The farm would sell its produce through a farm stand Behrens plans to build on the site, and possibly supply local restaurants or sell at farmers markets. One of the events Behrens mentioned that she hopes to host on her property is farm-to-table dinners with 40 to 50 people in the garden.

“I commend you for taking a shot at this, and trying to save this farm, and do something commercial with it,” Plan Commissioner Dan Vogel said.

Behrens’ plans for the property include many improvements to the sites, as well as additions and changes to the various buildings. Documents she submitted to the town for her permit application indicated various sizes of events that could be held, with up to four total each week. Event sizes ran from fewer than 15 people to up to 150 people or more.

“That’s my biggest concern,” said neighborhood resident Steve Betts of large events. “Because we’ve all been through it before. It was loud, it was bright and there were cars burning in and out of there.”

Betts was referring to a family wedding held on the property by the previous owners, which was mentioned by several residents. There were also several mentions of loud music and sound coming from the farm in the last week, and they said the noise was incredibly loud and unacceptable.

“I don’t have any issue with the agricultural use … or the bed and breakfast. … (But) with the frequency of events planned, there won’t be much chance for peace and quiet on East Sauk Road,” said resident Greg Ebert.

Behrens clarified that the recent noise was a sound test; the loudest noise neighbors heard was much more than the volume level she selected as a maximum. She told the commission that a sound technician performed the test and calculations, so that the maximum volume she intended on the property, heard from the distance of neighbors’ homes, was roughly the same decibel range as a refrigerator.

“Will you hear music (with events)? Of course you will, but it’s at the same noise level as the ambient noise you’re already hearing,” Behrens said.

Behrens specified during discussion with the Plan Commission that she is not planning many large-scale events. For the immediate future, there would not be any more than 100 people in the barn, because code requires she install fire safety and sprinkler systems to hold events that large. Behrens said many events would be small. She has a background in business, working with various types of executives, and many events would be only a few people attending for business workshops or strategic planning sessions she would host.

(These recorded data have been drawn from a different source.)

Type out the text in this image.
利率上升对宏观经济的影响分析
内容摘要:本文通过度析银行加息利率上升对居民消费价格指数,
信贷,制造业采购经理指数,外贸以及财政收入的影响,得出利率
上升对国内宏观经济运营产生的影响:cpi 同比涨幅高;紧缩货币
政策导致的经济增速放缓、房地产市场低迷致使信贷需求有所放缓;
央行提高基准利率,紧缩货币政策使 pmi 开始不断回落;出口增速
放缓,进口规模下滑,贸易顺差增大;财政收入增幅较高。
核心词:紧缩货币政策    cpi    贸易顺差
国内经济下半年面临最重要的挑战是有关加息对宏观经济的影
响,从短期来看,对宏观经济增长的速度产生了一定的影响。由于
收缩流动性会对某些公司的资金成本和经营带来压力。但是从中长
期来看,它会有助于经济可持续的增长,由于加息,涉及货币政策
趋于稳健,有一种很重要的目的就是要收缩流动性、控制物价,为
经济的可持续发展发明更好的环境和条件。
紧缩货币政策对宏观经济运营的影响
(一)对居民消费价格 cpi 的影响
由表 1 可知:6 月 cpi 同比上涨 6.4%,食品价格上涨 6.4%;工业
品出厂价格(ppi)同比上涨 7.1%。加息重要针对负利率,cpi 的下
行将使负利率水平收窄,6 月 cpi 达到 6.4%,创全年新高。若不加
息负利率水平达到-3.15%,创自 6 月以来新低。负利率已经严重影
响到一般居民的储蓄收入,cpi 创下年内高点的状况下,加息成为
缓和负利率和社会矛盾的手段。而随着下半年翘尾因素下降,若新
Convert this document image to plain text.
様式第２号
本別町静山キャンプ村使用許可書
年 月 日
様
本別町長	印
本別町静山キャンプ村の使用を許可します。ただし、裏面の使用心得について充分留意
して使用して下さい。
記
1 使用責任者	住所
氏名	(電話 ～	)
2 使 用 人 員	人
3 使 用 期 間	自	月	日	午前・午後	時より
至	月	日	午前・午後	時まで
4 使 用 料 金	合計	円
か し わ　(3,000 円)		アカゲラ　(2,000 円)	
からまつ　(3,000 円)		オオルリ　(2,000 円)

Larger events were in her proposal because she has been approached by friends, contacts and nonprofits about hosting larger events on occasion, and she did not want to preclude those possibilities.

“I was encouraged (when making the application) to put in everything I might do in the next two years,” Behrens said. “I’m still trying to be a farmer. I also know you can’t make a living growing organic produce.”

While most of the residents who attended the public hearing voiced no concern over the farming and bed and breakfast, about 10 people spoke publicly against large events, and the noise, traffic and light pollution such events would cause. Some also spoke about how weddings and similar events could lead to drunk people driving down their road and wandering around their properties. Behrens told the commission she was happy to work with the neighbors’ concerns, adding fencing, doing light studies and other items to make sure events on her property were not a disturbance, but she did not want to incur great expense before she had permit approval, and knew she would be able to move forward.

The Plan Commission is expected to take up her application again in February. Bartel said that in the coming weeks, whenever a revised version of the Golden Belles permit application was completed, the town could make it available for residents to review.